这样可以吗？ 当然我的列表里 AB 跟 BA 都列出来了，如果要diduplicate, 得再左右Self Join一下，然后Sum 除以2
Select F.userid1 as userid, F.userid2 as friendid, SUM(IF(UserA.songid=UserB.songid, 1,0)) as songs
From
Table2 F
Left Join
(Select userid, songid from table1Group by 1,2) UserA
On F.userid1=UserA.userid
Left Join
(Select userid, songif from table1 Group By 1,2) UserB
On F.userid2=UserB AND UserA.songid=UserB.songid
Group By 1
Having songs>=2

思路：先把userid2 LEFT JOIN到table1，然后再INNER JOIN table1, 这样就得出来俩人听歌一样的table，再count

SELECT t1.userid AS userid, new.freindid AS friendid, COUNT(t1.songid) AS songcount
FROM (SELECT t1.userid AS userid, t2.userid2 AS friendid, t1.songid AS songid
FROM table1 t1 LEFT JOIN table2 t2 on t1.userid = t2.userid1) new, t1
WHERE t1.userid = new.friendid AND t1.songid = new.songid
GROUP BY userid, friendid

楼主请教一下，你的solution里两次left join之后，where clause里的and a.song1 is not null and a.song2 is not null部分是必须的吗，where a.song1 = a.song2这个条件不足以exclude null？对null经常有些困惑。。。

my solution is:

WITH s as(
SELECT t2.userid1, t2.userid2, t11.songid as songid1
FROM table2 t2 LEFT JOIN
table1 t11
ON t2.userid1 = t11.userid LEFT JOIN
table1 t12
ON t2.userid2 = t12.userid
WHERE t11.songid = t12.songid
)

SELECT s.userid1, s.userid2
FROM s
GROUP BY s.userid1, s.userid2
HAVING COUNT(s.songid1) > 2

同意ls的思路，需要两次join，第一次songtable join friends table找到每个userid的friends，第二次刚刚join成的table join songtable找到friends的song list，然后限定条件为userid1和userid2（也就是friend）所听歌曲一样，在group by 和having 限定，具体code和test table 见下面。

CREATE TABLE songlist
(TIME datetime,
USERID integer,
SONGID integer)

INSERT INTO songlist VALUES
(‘‘2018-06-01’’, 1, 101),
(‘‘2018-06-01’’, 1, 102),
(‘‘2018-06-02’’, 1, 103),
(‘‘2018-06-03’’, 2, 104),
(‘‘2018-06-01’’, 3, 101),
(‘‘2018-06-01’’, 4, 102),
(‘‘2018-06-01’’, 4, 103),
(‘‘2018-06-01’’, 5, 101),
(‘‘2018-06-01’’, 5, 102),
(‘‘2018-06-01’’, 5, 103),
(‘‘2018-06-01’’, 5, 104)

CREATE TABLE friends
(USERID1 integer,
USERID2 integer)

INSERT INTO friends VALUES
(1,2),(2,3),(1,3),(2,4),(1,4),(1,5),(2,5),(3,5)

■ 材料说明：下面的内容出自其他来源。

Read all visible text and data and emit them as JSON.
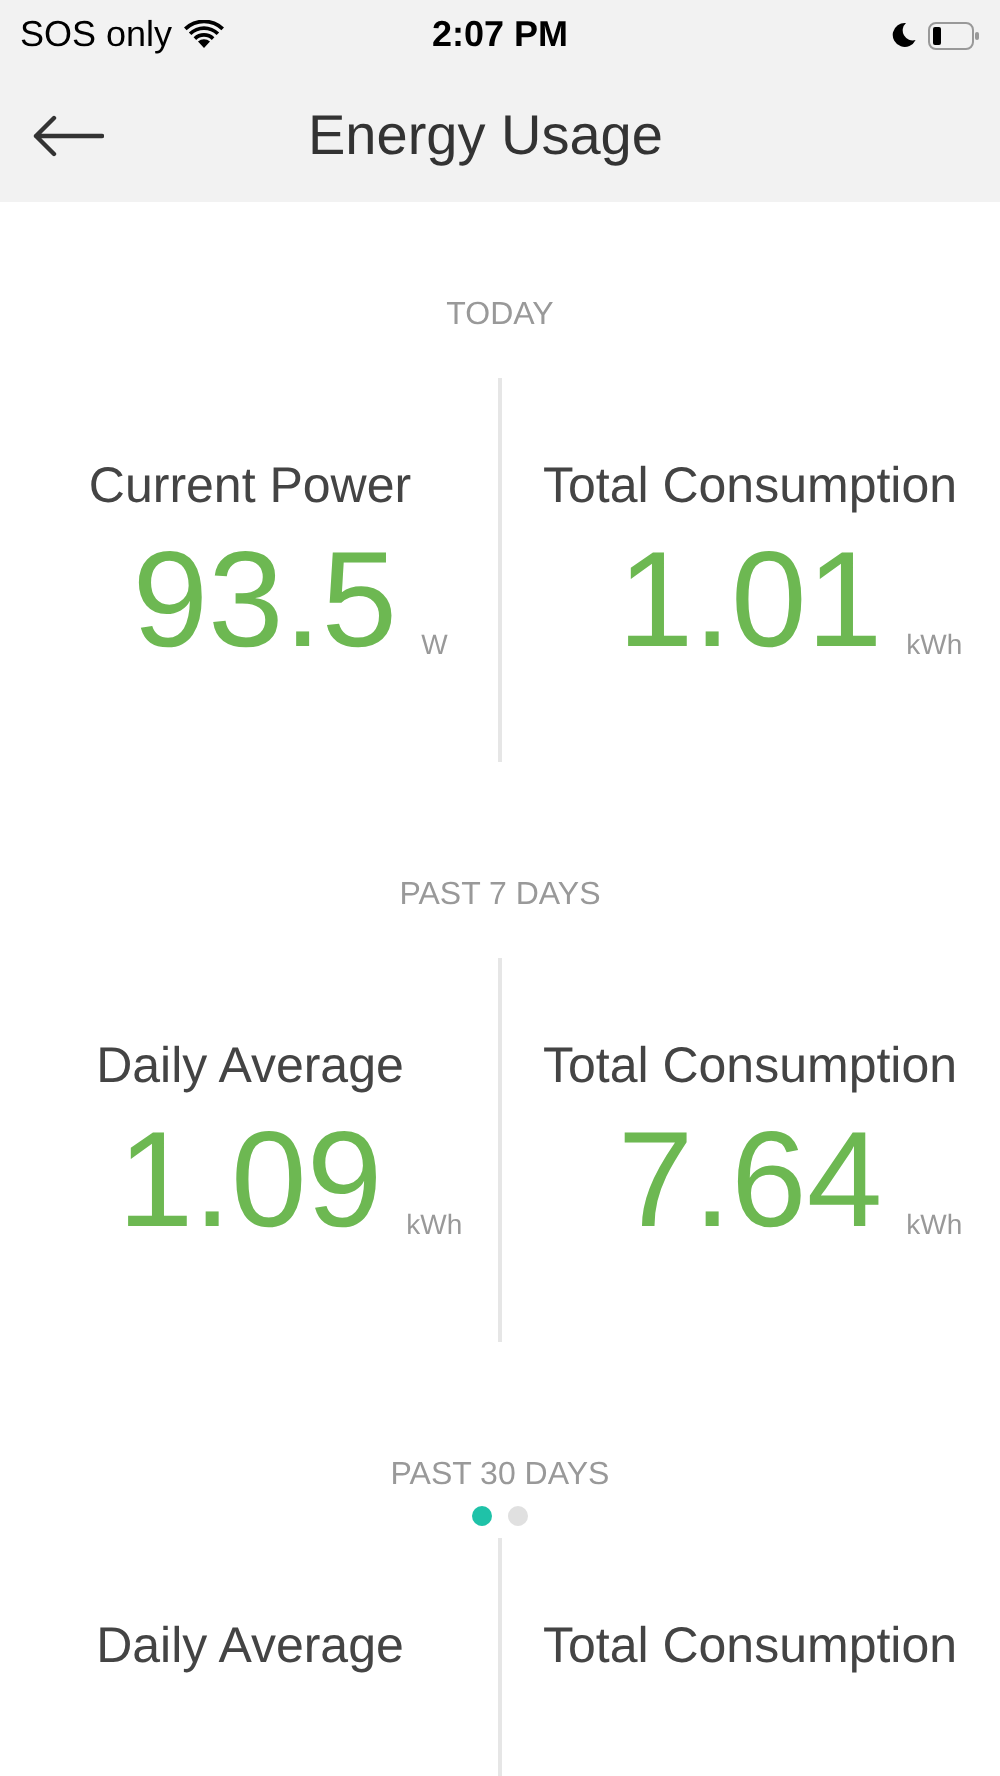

SELECT s1.userid, s2.userid, COUNT(s1.songid)
FROM songlist s1 JOIN friends f JOIN songlist s2
ON s1.userid = f.userid1
AND f.userid2 = s2.userid
WHERE s1.songid = s2.songid
GROUP BY s1.userid, s2.userid
HAVING COUNT(s1.songid) >= 2;

null和null是不相等的，所以我同意你的想法，a.song1=a.song2会自动exclude null。